I am perpetually always feeling the urge to go to the loo after last week’s mutton briyani. So it was one of the many terrible urges which makes my head spin that I had to go to a toilet. Luckily the friendly housewife next to us helped to watch after our spots by draping a towel over it while we searched for the loo. The nearest was a cafe where the queue is 10 persons long as everyone is dying to relieve themselves fully before the fireworks start. So I stood there and waited and drank up the menthol ointment with my nose to keep myself conscious. And when my turn came, the urge went away. Fark. As I went back to the park, the police had fenced off the area at the road junction and people were sitting behind the fence waiting for the gala to start. I saw Chihaya san and I went over to her but one of the organisers refused to let me go to her side.
Here’s what I love about Japan’s pacifist side.
The fence is low and made by tying a pole to two traffic cones. I waited till the organiser turn away before I leapt over the tiny fence. I could even mambo under it if I have the time. Seriously, I can’t pull such a thing off in Singapore where the fences are chest high with bars to prevent a hobbit from doing the mambo. And the best thing was they didn’t even bother to chase and pull me back to the other side.
We ate our dinner of niku man and Chinese yakisoba which Chihaya san bought.
And then, the sky grew really dark and the fireworks began.

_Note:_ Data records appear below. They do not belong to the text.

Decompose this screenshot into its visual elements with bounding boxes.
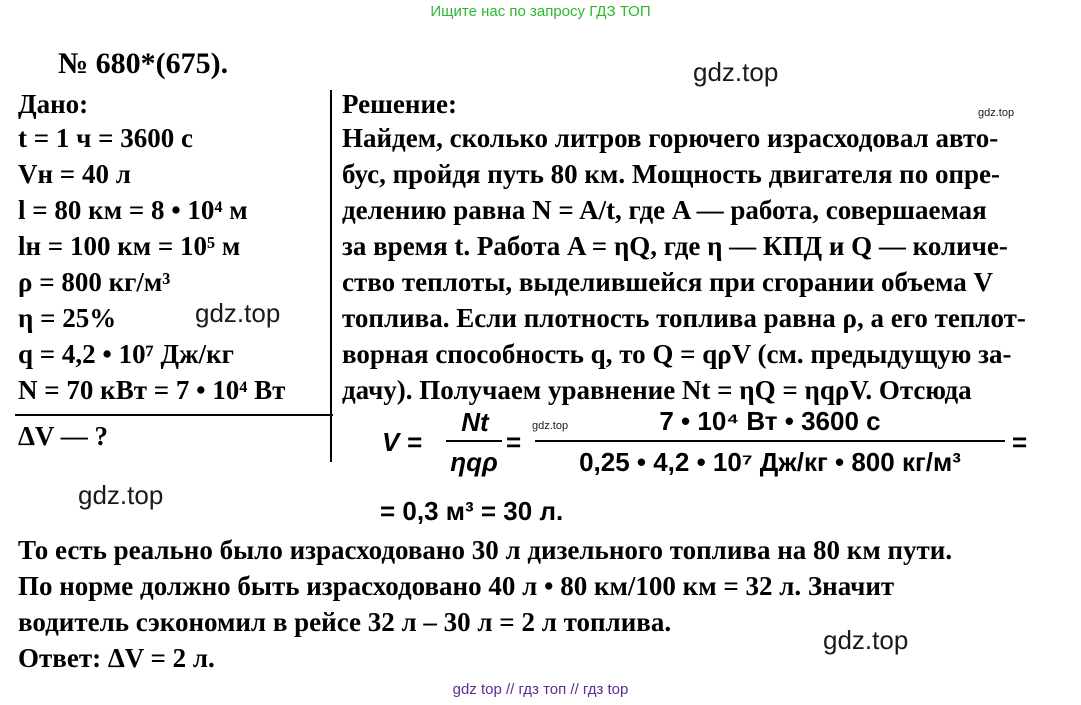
solution-line: топлива. Если плотность топлива равна ρ, а его теплот-: [342, 303, 1026, 333]
given-heading: Дано:: [18, 89, 89, 119]
fraction-bar: [535, 440, 1005, 442]
conclusion-line: По норме должно быть израсходовано 40 л • 80 км/100 км = 32 л. Значит: [18, 571, 895, 601]
fraction-numerator: Nt: [461, 407, 489, 437]
given-line: N = 70 кВт = 7 • 10⁴ Вт: [18, 375, 286, 405]
solution-line: бус, пройдя путь 80 км. Мощность двигателя по опре-: [342, 159, 1001, 189]
answer: Ответ: ΔV = 2 л.: [18, 643, 215, 673]
given-line: t = 1 ч = 3600 с: [18, 123, 193, 153]
given-line: ρ = 800 кг/м³: [18, 267, 171, 297]
solution-line: за время t. Работа A = ηQ, где η — КПД и Q — количе-: [342, 231, 1008, 261]
solution-line: ство теплоты, выделившейся при сгорании объема V: [342, 267, 993, 297]
conclusion-line: водитель сэкономил в рейсе 32 л – 30 л = 2 л топлива.: [18, 607, 672, 637]
formula-lhs: V =: [382, 427, 422, 457]
watermark: gdz.top: [78, 480, 164, 510]
formula-result: = 0,3 м³ = 30 л.: [380, 496, 564, 526]
fraction-numerator: 7 • 10⁴ Вт • 3600 с: [659, 406, 881, 436]
given-line: lн = 100 км = 10⁵ м: [18, 231, 241, 261]
given-line: η = 25%: [18, 303, 117, 333]
watermark: gdz.top: [823, 625, 909, 655]
conclusion-line: То есть реально было израсходовано 30 л дизельного топлива на 80 км пути.: [18, 535, 953, 565]
problem-number: № 680*(675).: [58, 47, 229, 80]
fraction-bar: [446, 440, 502, 442]
footer-links[interactable]: gdz top // гдз топ // гдз top: [452, 681, 629, 698]
find-quantity: ΔV — ?: [18, 421, 108, 451]
given-line: l = 80 км = 8 • 10⁴ м: [18, 195, 248, 225]
solution-heading: Решение:: [342, 89, 457, 119]
column-divider: [330, 90, 332, 462]
equals-sign: =: [1012, 427, 1028, 457]
fraction-denominator: ηqρ: [450, 447, 498, 477]
fraction-denominator: 0,25 • 4,2 • 10⁷ Дж/кг • 800 кг/м³: [579, 447, 961, 477]
given-find-divider: [15, 414, 333, 416]
solution-line: Найдем, сколько литров горючего израсходовал авто-: [342, 123, 999, 153]
equals-sign: =: [506, 427, 522, 457]
watermark: gdz.top: [978, 107, 1015, 119]
watermark: gdz.top: [532, 420, 569, 432]
solution-line: дачу). Получаем уравнение Nt = ηQ = ηqρV. Отсюда: [342, 375, 972, 405]
given-line: Vн = 40 л: [18, 159, 131, 189]
watermark: gdz.top: [693, 57, 779, 87]
search-hint-link[interactable]: Ищите нас по запросу ГДЗ ТОП: [430, 3, 651, 20]
solution-line: ворная способность q, то Q = qρV (см. предыдущую за-: [342, 339, 1012, 369]
given-line: q = 4,2 • 10⁷ Дж/кг: [18, 339, 234, 369]
watermark: gdz.top: [195, 298, 281, 328]
solution-line: делению равна N = A/t, где A — работа, совершаемая: [342, 195, 987, 225]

Hanabi- badly photographed

Hanabi- badly photographed

It’s spectacular,magical,awesome and touching. It is an unforgettable experience which I cannot convey in words the awesomeness of watching the fireworks bloom and explode in a myriad of colors and huge golden showers! I particularly love the continuous bursting of golden showers which stream down like waterfall, bathing the sky in gold dust. And then there’s the fireworks that explode and stream down like meteor showers but each stream suddenly shoot in another direction like a comet changing its mind on where it wants to go. The fireworks were so marvellous I actually felt like crying then. (TwT) I’m so grateful towards Chihaya san for taking me to see the fireworks. ちはやしゃん、ありがとうございます!感動しました!
The way back was quite an experience too. It’s like a mass exodus of people as everyone made their long and tortuous way to the rail stations. There are rows of stalls to cater to the hungry. At the JR, it’s totally crazy! The stairs to the platforms are totally jammed with people! Again we were packed like sardines and I was wedged among 3 sweaty bodies. (–|||) At least I don’t have to hold onto anything. Chihaya san told me the morning rush hour is even worse. At least there is room to breathe here.